2.6 Find Peak Element

Find peak element in array, assume:

All adjacent number in array is different
A[0] < A[1] && A[A.length - 2] > A[A.length - 1]

Example

Given [1, 2, 1, 3, 4, 5, 7, 6]

Return index 1 (which is number 2) or 6 (which is number 7)

Logical Steps

If mid->mid+1 is increasing, move search to right (start = mid)
If mid->mid+1 is decreasing, move search to left (end = mid)
If start and end are on different peaks, move to left (end=mid) to return first peak

Code Template

public int findPeak(int[] A) {
    if (A==null || A.length<3)
        return -1;

    int start = 1;
    int end = A.length-2;

    while(start + 1 < end) {
        int mid = (start+end)/2;
        // if m->m+1 increasing, move search to right
        if (A[mid] < A[mid+1]){
            start = mid;
        // if m->m+1 decreasing, move search to left
        }else if (A[mid] > A[mid+1]){
            end = mid;
        // if start and end are both on peak but different element
        // move search to left to return first peak in array
        }else{
            end = mid;
        }
    }

    // return the larger between start and end as peak
    if (A[start] > A[end]){
        return start;
    }else{
        return end;
    }
}

Common Mistakes

Consider m-1,m,m+1 pattern, and forgot the "valley"

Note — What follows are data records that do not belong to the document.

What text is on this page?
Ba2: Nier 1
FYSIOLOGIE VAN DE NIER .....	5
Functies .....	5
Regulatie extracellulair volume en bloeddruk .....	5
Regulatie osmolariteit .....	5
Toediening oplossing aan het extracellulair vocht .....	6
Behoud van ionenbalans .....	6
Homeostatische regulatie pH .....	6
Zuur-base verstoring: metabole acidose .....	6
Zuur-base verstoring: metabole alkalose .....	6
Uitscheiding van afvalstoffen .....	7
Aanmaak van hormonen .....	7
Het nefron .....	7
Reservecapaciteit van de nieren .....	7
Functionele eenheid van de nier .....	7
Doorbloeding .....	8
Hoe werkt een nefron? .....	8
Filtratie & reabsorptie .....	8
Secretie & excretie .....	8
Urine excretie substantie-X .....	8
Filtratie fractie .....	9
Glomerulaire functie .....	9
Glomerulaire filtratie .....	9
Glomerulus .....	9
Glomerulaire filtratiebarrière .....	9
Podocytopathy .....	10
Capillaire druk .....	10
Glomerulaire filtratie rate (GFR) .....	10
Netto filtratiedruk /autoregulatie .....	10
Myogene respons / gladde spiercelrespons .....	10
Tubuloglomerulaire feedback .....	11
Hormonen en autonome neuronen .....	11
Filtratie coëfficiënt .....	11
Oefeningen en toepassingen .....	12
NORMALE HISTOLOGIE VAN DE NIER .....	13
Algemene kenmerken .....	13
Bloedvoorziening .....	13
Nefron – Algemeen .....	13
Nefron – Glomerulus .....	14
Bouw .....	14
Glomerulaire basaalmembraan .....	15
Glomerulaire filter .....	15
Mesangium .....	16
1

 /** this is a mistake example
 * not only peak will be returned, valley will also 
 * be returned
 */
 while(start + 1 < end) {
     int mid = (start+end)/2;

     if (A[mid-1] < A[mid] && A[mid+1] > A[mid]){
         start = mid;
     }else if (A[mid-1] > A[mid] && A[mid+1]<A[mid]){
         end = mid;
     }else{
         // peak and valley will both be returned
         // no neat way to distinguish peak and vallay
         return mid;
     }
 }